New Music: Walrus’ ‘Family Hangover’

After releasing a handful of videos and an EP over the last year, Halifax’s Walrus have finally debuted their full LP, ‘Family Hangover’. It’s a dreamy mix of The Vines and Jefferson Airplane, like Joy Division had been sent back a decade earlier to reinvent the sixties by masquerading as The Byrds.

From the opening licks of ‘Later Days’ there’s no question where the album is headed. It’s deep into psychedelia. The comparisons for an alternate version of history are nearly endless here; from Thom Yorke and Neil Young producing offspring the shore up a heavily reverbed Buffalo Springfield with paranoid crooning to Adam Mowery fronting a temporally displaced New Order.

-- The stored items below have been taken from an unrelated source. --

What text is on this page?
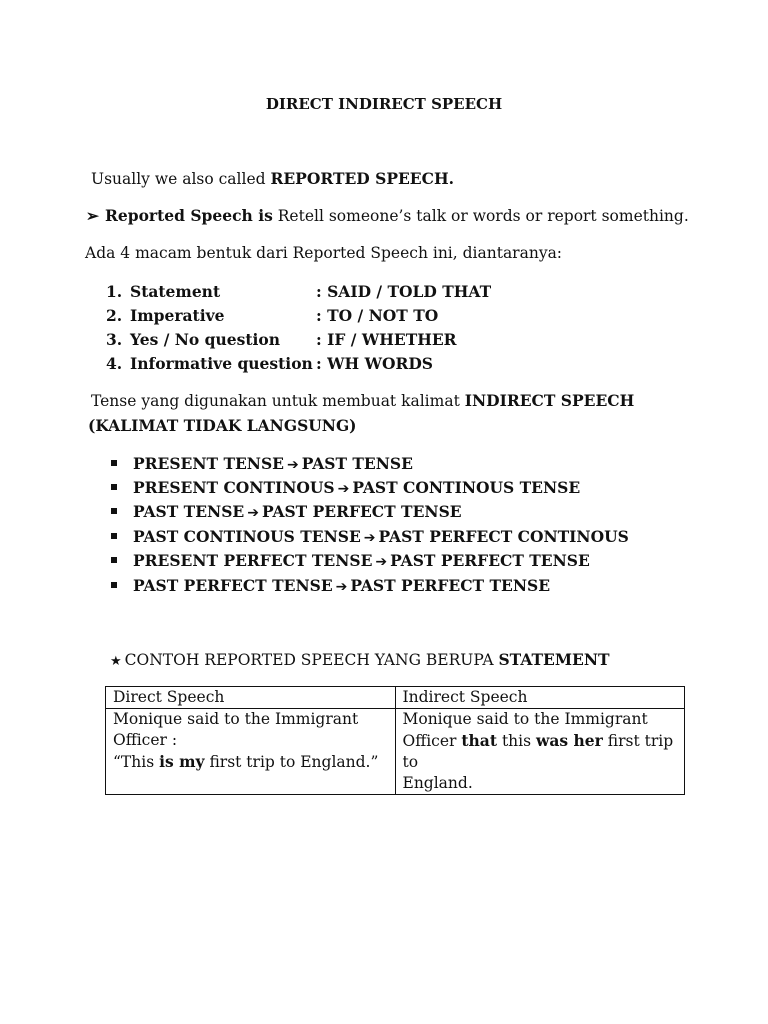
DIRECT INDIRECT SPEECH
Usually we also called REPORTED SPEECH.
➢ Reported Speech is Retell someone’s talk or words or report something.
Ada 4 macam bentuk dari Reported Speech ini, diantaranya:
1. Statement	: SAID / TOLD THAT
2. Imperative	: TO / NOT TO
3. Yes / No question : IF / WHETHER
4. Informative question : WH WORDS
Tense yang digunakan untuk membuat kalimat INDIRECT SPEECH
(KALIMAT TIDAK LANGSUNG)
PRESENT TENSE ➔ PAST TENSE
PRESENT CONTINOUS ➔ PAST CONTINOUS TENSE
PAST TENSE ➔ PAST PERFECT TENSE
PAST CONTINOUS TENSE ➔ PAST PERFECT CONTINOUS
PRESENT PERFECT TENSE ➔ PAST PERFECT TENSE
PAST PERFECT TENSE ➔ PAST PERFECT TENSE
★ CONTOH REPORTED SPEECH YANG BERUPA STATEMENT
Direct Speech	Indirect Speech
Monique said to the Immigrant
Officer :
“This is my first trip to England.”	Monique said to the Immigrant
Officer that this was her first trip to
England.
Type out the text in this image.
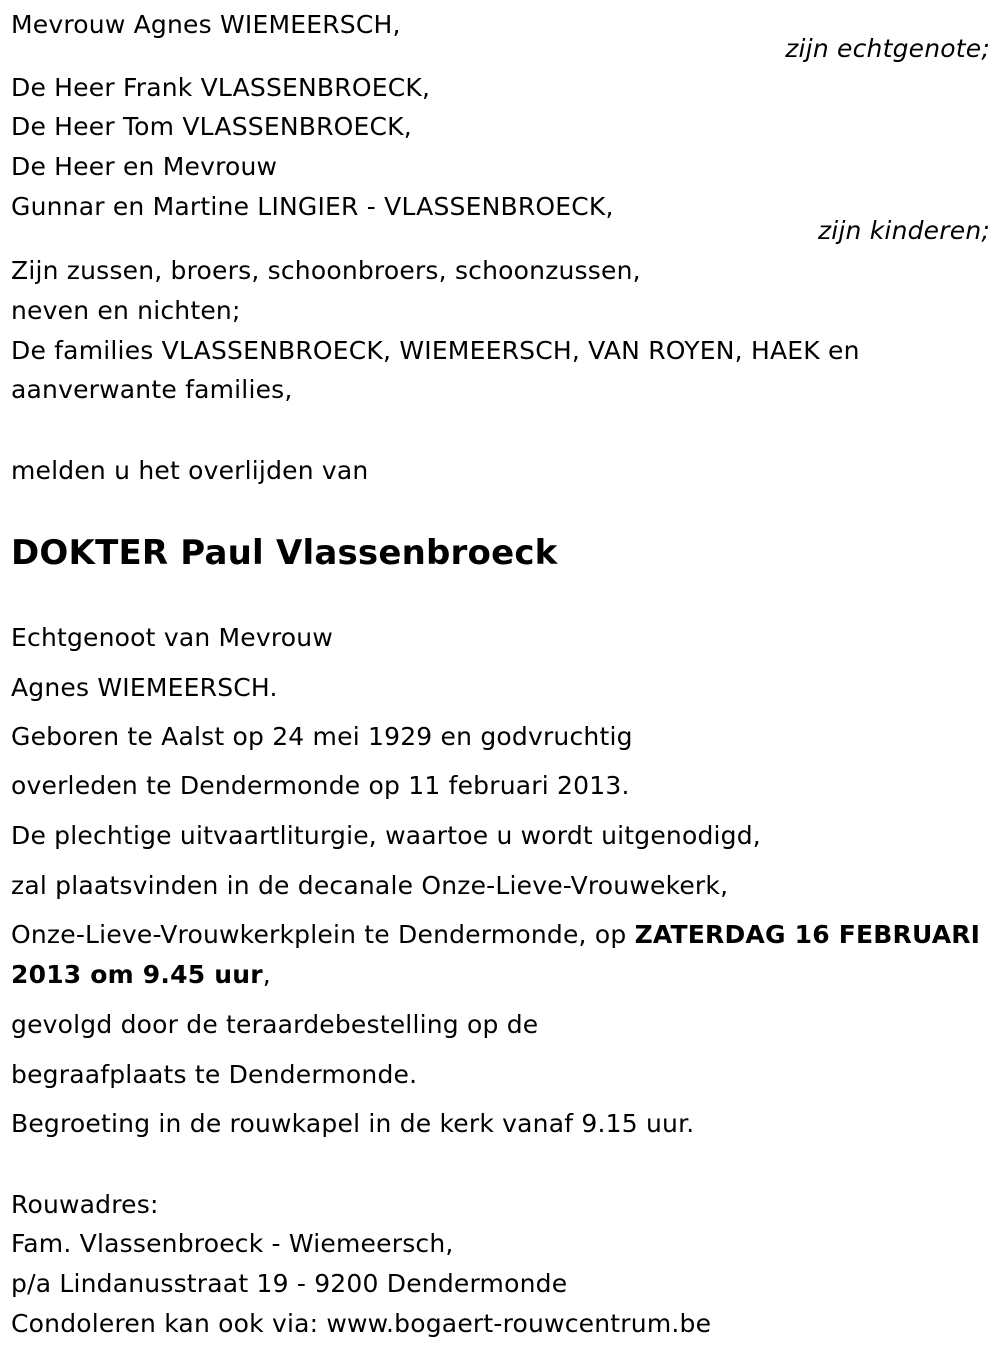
Mevrouw Agnes WIEMEERSCH,
zijn echtgenote;
De Heer Frank VLASSENBROECK,
De Heer Tom VLASSENBROECK,
De Heer en Mevrouw
Gunnar en Martine LINGIER - VLASSENBROECK,
zijn kinderen;
Zijn zussen, broers, schoonbroers, schoonzussen,
neven en nichten;
De families VLASSENBROECK, WIEMEERSCH, VAN ROYEN, HAEK en
aanverwante families,
melden u het overlijden van
DOKTER Paul Vlassenbroeck
Echtgenoot van Mevrouw
Agnes WIEMEERSCH.
Geboren te Aalst op 24 mei 1929 en godvruchtig
overleden te Dendermonde op 11 februari 2013.
De plechtige uitvaartliturgie, waartoe u wordt uitgenodigd,
zal plaatsvinden in de decanale Onze-Lieve-Vrouwekerk,
Onze-Lieve-Vrouwkerkplein te Dendermonde, op ZATERDAG 16 FEBRUARI
2013 om 9.45 uur,
gevolgd door de teraardebestelling op de
begraafplaats te Dendermonde.
Begroeting in de rouwkapel in de kerk vanaf 9.15 uur.
Rouwadres:
Fam. Vlassenbroeck - Wiemeersch,
p/a Lindanusstraat 19 - 9200 Dendermonde
Condoleren kan ook via: www.bogaert-rouwcentrum.be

‘In Timely Fashion’ follows, the hypnotic jangly psychedelic pop single that was released as a DIY go-pro video back in April. ‘Family Hangover’ the title track digs in on the crooning and the synths like Rufus Wainwright pouring his heart out over Wendy Carlos, the transgender godmother of electronic music and genius behind the Clockwork Orange soundtrack.

‘So Far Gone’ offers both the album’s shortest and coincidentally most traditional track. It manages to tie together what sounds like a lo-fi acoustic cigar box laden with speed modulation. How else would we even recognize anything from this far down the rabbit hole without at least a veneer of effects?  Guitars that sound like guitars? No thank you, you must be thinking of some other album.

From there the album shifts through the more dancy and poppy ‘Step Outside’ and ‘Regular Face’, then throws us for an out of body experience with ‘Free Again’ before delving into the ‘Tell Me’, a Jefferson Airplane baseline meeting the sunshine pop of The Mamas & The Papas.

We round out the ‘Family Hangover’ with ‘Glam’ and ‘What Goes On…’ which are two of the more modern sounding tracks on the album. At least as modern sounding as a melancholic Lou Reed if Lou Reed sounded twice as cheery in his melancholy and used more than two notes.

Walrus are standing on the shoulder of giants but it’s not a bad place to be. ‘Family Hangover’ is a creative step forward for modern Canadian psychedelic pop while rooting itself in the classics. At least we know they have good taste.